Сейчас он стоял перед шифоньером и мечтал о Лиде Коноплевой. При этом он неторопливо перебирал галстуки. Темно-синий в белый горошек, показался ему наиболее подходящим. Гоц старался следить за собой. Питер — не сибирская каторжная тюрьма, где ходили в бесформенных балахонах из мешковины. В Питере больше встречают по одежке…

Хлопнула дверь, ввалился взлохмаченный, похожий на попа-расстригу, эсер Постников.

— Убили! Убили Володарского!

Свершилось! Гоц резко отвернулся к зеркалу. Долго и тщательно завязывал галстук и никак не проявлял свои чувства. Постников остановился в недоумении. А Гоц продолжал любоваться собой.

— А я только вчера столкнулся случайно с ним у Смольного! Вы что-нибудь понимаете, Абрам Рафаилович?

— Вам следует успокоиться, — сухо произнес Гоц. — Эмоции губительны. Относительно всей этой истории я достаточно осведомлен. Ничего из ряда вон выходящего, обыкновенный порыв страстей. Какой-то рабочий, да — состоящий в нашей партии — случайно встретил этого большевистского Цицерона. Не стерпел — как же, ведь перед ним узурпатор и насильник — и разрядил в него револьвер. Конечно, ужасно, но рабочий оказался исключительно нервным, чувствительным, — продолжал Гоц. — Безусловно, действовал в состоянии аффекта. Наверняка какой-нибудь исступленный правдоискатель…
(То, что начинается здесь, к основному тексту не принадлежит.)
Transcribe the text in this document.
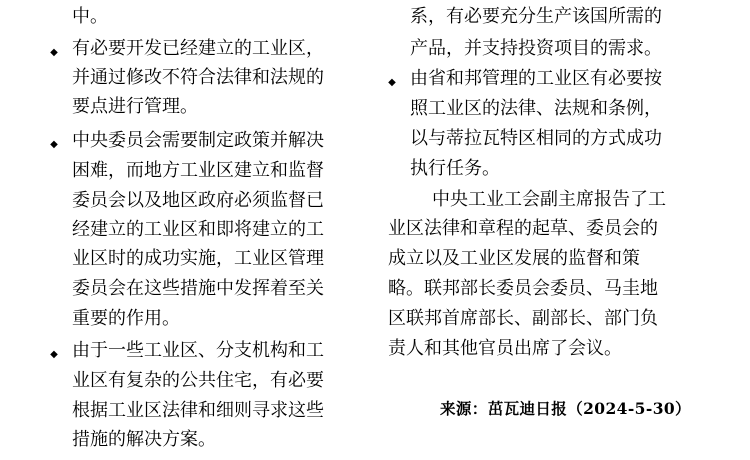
中。
◆ 有必要开发已经建立的工业区，
并通过修改不符合法律和法规的
要点进行管理。
◆ 中央委员会需要制定政策并解决
困难，而地方工业区建立和监督
委员会以及地区政府必须监督已
经建立的工业区和即将建立的工
业区时的成功实施，工业区管理
委员会在这些措施中发挥着至关
重要的作用。
◆ 由于一些工业区、分支机构和工
业区有复杂的公共住宅，有必要
根据工业区法律和细则寻求这些
措施的解决方案。
系，有必要充分生产该国所需的
产品，并支持投资项目的需求。
◆ 由省和邦管理的工业区有必要按
照工业区的法律、法规和条例，
以与蒂拉瓦特区相同的方式成功
执行任务。
中央工业工会副主席报告了工
业区法律和章程的起草、委员会的
成立以及工业区发展的监督和策
略。联邦部长委员会委员、马圭地
区联邦首席部长、副部长、部门负
责人和其他官员出席了会议。
来源：茁瓦迪日报（2024-5-30）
— М-да. Прискорбно — отозвался Постников. — Тем более что на нашу партию может пасть подозрение.

— Партия к этому не имеет ровным счетом никакого отношения. Рабочий попросту одержим идеей террора, и действовал на свой страх и риск. — Гоц твердо чеканил слова, но руки его слегка дрожали.

Гоц, что называется, валял ваньку перед Постниковым.
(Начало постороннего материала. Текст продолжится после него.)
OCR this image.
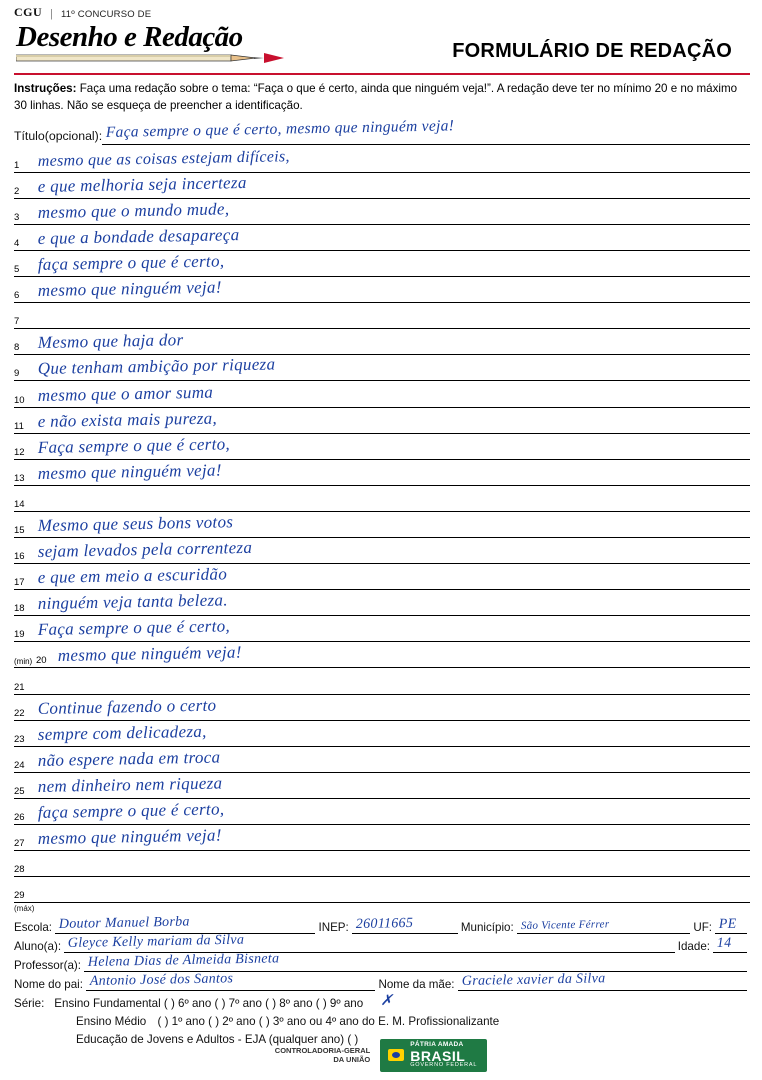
CGU | 11º CONCURSO DE
Desenho e Redação	FORMULÁRIO DE REDAÇÃO
Instruções: Faça uma redação sobre o tema: “Faça o que é certo, ainda que ninguém veja!”. A redação deve ter no mínimo 20 e no máximo 30 linhas. Não se esqueça de preencher a identificação.
Título(opcional): Faça sempre o que é certo, mesmo que ninguém veja!
1	mesmo que as coisas estejam difíceis,
2	e que melhoria seja incerteza
3	mesmo que o mundo mude,
4	e que a bondade desapareça
5	faça sempre o que é certo,
6	mesmo que ninguém veja!
7
8	Mesmo que haja dor
9	Que tenham ambição por riqueza
10 mesmo que o amor suma
11 e não exista mais pureza,
12 Faça sempre o que é certo,
13 mesmo que ninguém veja!
14
15 Mesmo que seus bons votos
16 sejam levados pela correnteza
17 e que em meio a escuridão
18 ninguém veja tanta beleza.
19 Faça sempre o que é certo,
(min) 20 mesmo que ninguém veja!
21
22 Continue fazendo o certo
23 sempre com delicadeza,
24 não espere nada em troca
25 nem dinheiro nem riqueza
26 faça sempre o que é certo,
27 mesmo que ninguém veja!
28
29
(máx)
Escola: Doutor Manuel Borba	INEP: 26011665	Município: São Vicente Férrer	UF: PE
Aluno(a): Gleyce Kelly mariam da Silva	Idade: 14
Professor(a): Helena Dias de Almeida Bisneta
Nome do pai: Antonio José dos Santos	Nome da mãe: Graciele xavier da Silva
Série: Ensino Fundamental ( ) 6º ano ( ) 7º ano ( ) 8º ano ( ) 9º ano ✗
Ensino Médio ( ) 1º ano ( ) 2º ano ( ) 3º ano ou 4º ano do E. M. Profissionalizante
Educação de Jovens e Adultos - EJA (qualquer ano) ( )
CONTROLADORIA-GERAL
DA UNIÃO
PÁTRIA AMADA
BRASIL
GOVERNO FEDERAL
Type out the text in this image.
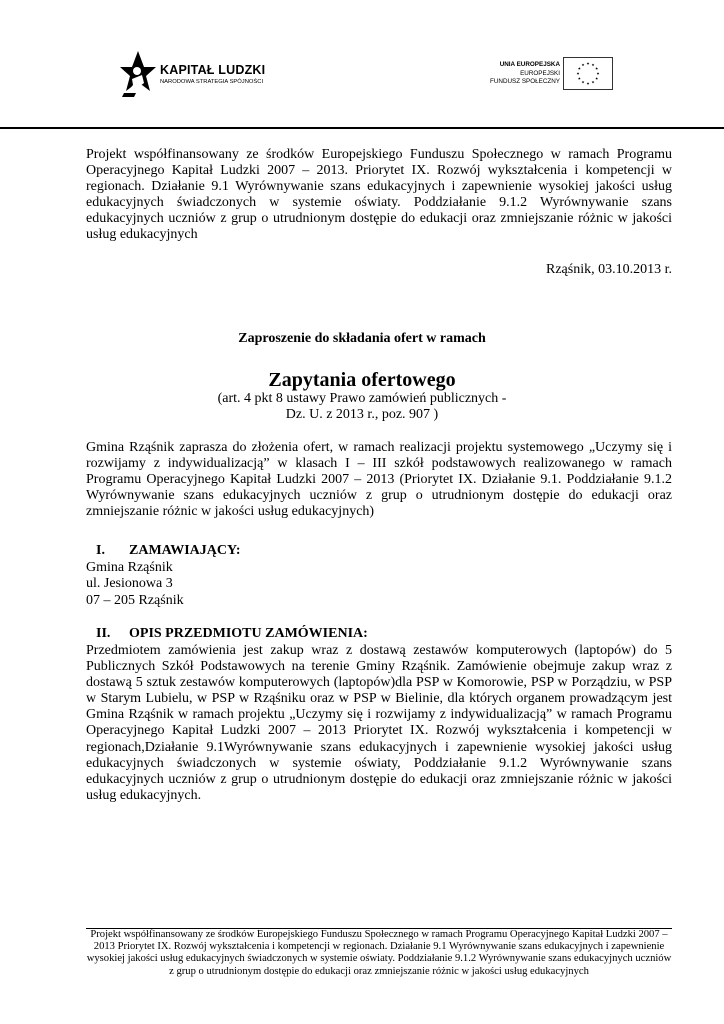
KAPITAŁ LUDZKI
NARODOWA STRATEGIA SPÓJNOŚCI
UNIA EUROPEJSKA
EUROPEJSKI
FUNDUSZ SPOŁECZNY
Projekt współfinansowany ze środków Europejskiego Funduszu Społecznego w ramach Programu Operacyjnego Kapitał Ludzki 2007 – 2013. Priorytet IX. Rozwój wykształcenia i kompetencji w regionach. Działanie 9.1 Wyrównywanie szans edukacyjnych i zapewnienie wysokiej jakości usług edukacyjnych świadczonych w systemie oświaty. Poddziałanie 9.1.2 Wyrównywanie szans edukacyjnych uczniów z grup o utrudnionym dostępie do edukacji oraz zmniejszanie różnic w jakości usług edukacyjnych
Rząśnik, 03.10.2013 r.
Zaproszenie do składania ofert w ramach
Zapytania ofertowego
(art. 4 pkt 8 ustawy Prawo zamówień publicznych -
Dz. U. z 2013 r., poz. 907 )
Gmina Rząśnik zaprasza do złożenia ofert, w ramach realizacji projektu systemowego „Uczymy się i rozwijamy z indywidualizacją” w klasach I – III szkół podstawowych realizowanego w ramach Programu Operacyjnego Kapitał Ludzki 2007 – 2013 (Priorytet IX. Działanie 9.1. Poddziałanie 9.1.2 Wyrównywanie szans edukacyjnych uczniów z grup o utrudnionym dostępie do edukacji oraz zmniejszanie różnic w jakości usług edukacyjnych)
I. ZAMAWIAJĄCY:
Gmina Rząśnik
ul. Jesionowa 3
07 – 205 Rząśnik
II. OPIS PRZEDMIOTU ZAMÓWIENIA:
Przedmiotem zamówienia jest zakup wraz z dostawą zestawów komputerowych (laptopów) do 5 Publicznych Szkół Podstawowych na terenie Gminy Rząśnik. Zamówienie obejmuje zakup wraz z dostawą 5 sztuk zestawów komputerowych (laptopów)dla PSP w Komorowie, PSP w Porządziu, w PSP w Starym Lubielu, w PSP w Rząśniku oraz w PSP w Bielinie, dla których organem prowadzącym jest Gmina Rząśnik w ramach projektu „Uczymy się i rozwijamy z indywidualizacją” w ramach Programu Operacyjnego Kapitał Ludzki 2007 – 2013 Priorytet IX. Rozwój wykształcenia i kompetencji w regionach,Działanie 9.1Wyrównywanie szans edukacyjnych i zapewnienie wysokiej jakości usług edukacyjnych świadczonych w systemie oświaty, Poddziałanie 9.1.2 Wyrównywanie szans edukacyjnych uczniów z grup o utrudnionym dostępie do edukacji oraz zmniejszanie różnic w jakości usług edukacyjnych.
Projekt współfinansowany ze środków Europejskiego Funduszu Społecznego w ramach Programu Operacyjnego Kapitał Ludzki 2007 – 2013 Priorytet IX. Rozwój wykształcenia i kompetencji w regionach. Działanie 9.1 Wyrównywanie szans edukacyjnych i zapewnienie wysokiej jakości usług edukacyjnych świadczonych w systemie oświaty. Poddziałanie 9.1.2 Wyrównywanie szans edukacyjnych uczniów z grup o utrudnionym dostępie do edukacji oraz zmniejszanie różnic w jakości usług edukacyjnych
«Неужели он не понимает, — думал Гоц, — что задавать такие вопросы официальному лицу, члену Центрального комитета неприлично».
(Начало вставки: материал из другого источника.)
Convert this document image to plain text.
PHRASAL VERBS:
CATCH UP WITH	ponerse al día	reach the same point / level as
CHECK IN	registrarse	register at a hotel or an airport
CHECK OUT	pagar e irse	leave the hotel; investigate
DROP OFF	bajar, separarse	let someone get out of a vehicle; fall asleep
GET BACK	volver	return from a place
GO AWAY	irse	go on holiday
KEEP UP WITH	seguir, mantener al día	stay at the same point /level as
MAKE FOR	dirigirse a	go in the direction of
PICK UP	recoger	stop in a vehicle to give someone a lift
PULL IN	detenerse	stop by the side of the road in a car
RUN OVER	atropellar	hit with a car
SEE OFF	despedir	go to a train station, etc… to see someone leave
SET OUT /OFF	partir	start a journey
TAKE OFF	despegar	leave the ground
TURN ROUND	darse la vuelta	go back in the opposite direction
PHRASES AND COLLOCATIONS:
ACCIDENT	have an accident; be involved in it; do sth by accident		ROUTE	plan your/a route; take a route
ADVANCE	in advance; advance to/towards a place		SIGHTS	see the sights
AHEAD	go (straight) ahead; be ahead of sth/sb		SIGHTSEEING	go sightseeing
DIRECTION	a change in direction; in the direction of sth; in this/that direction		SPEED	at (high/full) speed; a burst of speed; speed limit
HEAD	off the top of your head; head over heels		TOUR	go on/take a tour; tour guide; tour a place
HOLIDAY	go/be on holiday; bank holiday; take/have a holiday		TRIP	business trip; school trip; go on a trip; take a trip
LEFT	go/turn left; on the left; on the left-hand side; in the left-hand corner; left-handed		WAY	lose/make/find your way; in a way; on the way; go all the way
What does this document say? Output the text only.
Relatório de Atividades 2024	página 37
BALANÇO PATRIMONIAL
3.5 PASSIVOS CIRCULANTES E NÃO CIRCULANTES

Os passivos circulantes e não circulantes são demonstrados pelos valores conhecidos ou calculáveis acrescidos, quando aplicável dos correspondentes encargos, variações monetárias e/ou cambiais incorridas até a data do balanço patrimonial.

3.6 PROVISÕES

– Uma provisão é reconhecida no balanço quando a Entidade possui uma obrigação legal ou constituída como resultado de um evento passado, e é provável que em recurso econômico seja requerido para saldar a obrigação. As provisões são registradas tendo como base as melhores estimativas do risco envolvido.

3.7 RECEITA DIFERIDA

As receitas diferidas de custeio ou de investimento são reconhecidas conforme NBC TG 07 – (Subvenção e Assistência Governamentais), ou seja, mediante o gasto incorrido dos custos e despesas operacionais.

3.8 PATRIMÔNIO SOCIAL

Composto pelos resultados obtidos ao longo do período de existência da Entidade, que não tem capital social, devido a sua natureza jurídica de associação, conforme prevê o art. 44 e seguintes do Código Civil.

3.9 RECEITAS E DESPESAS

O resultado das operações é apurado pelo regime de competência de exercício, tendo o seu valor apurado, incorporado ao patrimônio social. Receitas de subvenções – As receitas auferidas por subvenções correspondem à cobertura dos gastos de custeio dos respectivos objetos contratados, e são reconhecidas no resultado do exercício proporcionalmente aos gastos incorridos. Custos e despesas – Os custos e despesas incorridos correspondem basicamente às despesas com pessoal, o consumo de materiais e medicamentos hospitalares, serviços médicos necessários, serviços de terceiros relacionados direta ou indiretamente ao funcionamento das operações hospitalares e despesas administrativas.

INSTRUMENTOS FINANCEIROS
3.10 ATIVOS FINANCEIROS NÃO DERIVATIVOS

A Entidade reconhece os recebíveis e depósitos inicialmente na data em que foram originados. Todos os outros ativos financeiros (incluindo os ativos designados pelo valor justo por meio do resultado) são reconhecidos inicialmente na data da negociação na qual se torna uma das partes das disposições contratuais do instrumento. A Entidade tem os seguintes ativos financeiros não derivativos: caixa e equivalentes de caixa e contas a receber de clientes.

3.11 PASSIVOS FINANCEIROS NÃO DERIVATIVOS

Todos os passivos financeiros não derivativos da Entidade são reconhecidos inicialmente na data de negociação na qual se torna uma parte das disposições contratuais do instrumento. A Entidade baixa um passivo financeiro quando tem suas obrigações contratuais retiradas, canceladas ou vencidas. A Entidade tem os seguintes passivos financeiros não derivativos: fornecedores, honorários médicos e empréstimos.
Избегая пытливого взгляда Постникова, Гоц закончил мягко, стремясь убедить собеседника:

— Месть. Месть несознательного рабочего. Запутался в трех соснах, не разобрался.

Гоц тут же продиктовал Постникову заявление в газеты о непричастности ПСР к покушению на Володарского. Однако у Постникова осталось впечатление, что Гоц хитрит и, похоже, боится случившегося.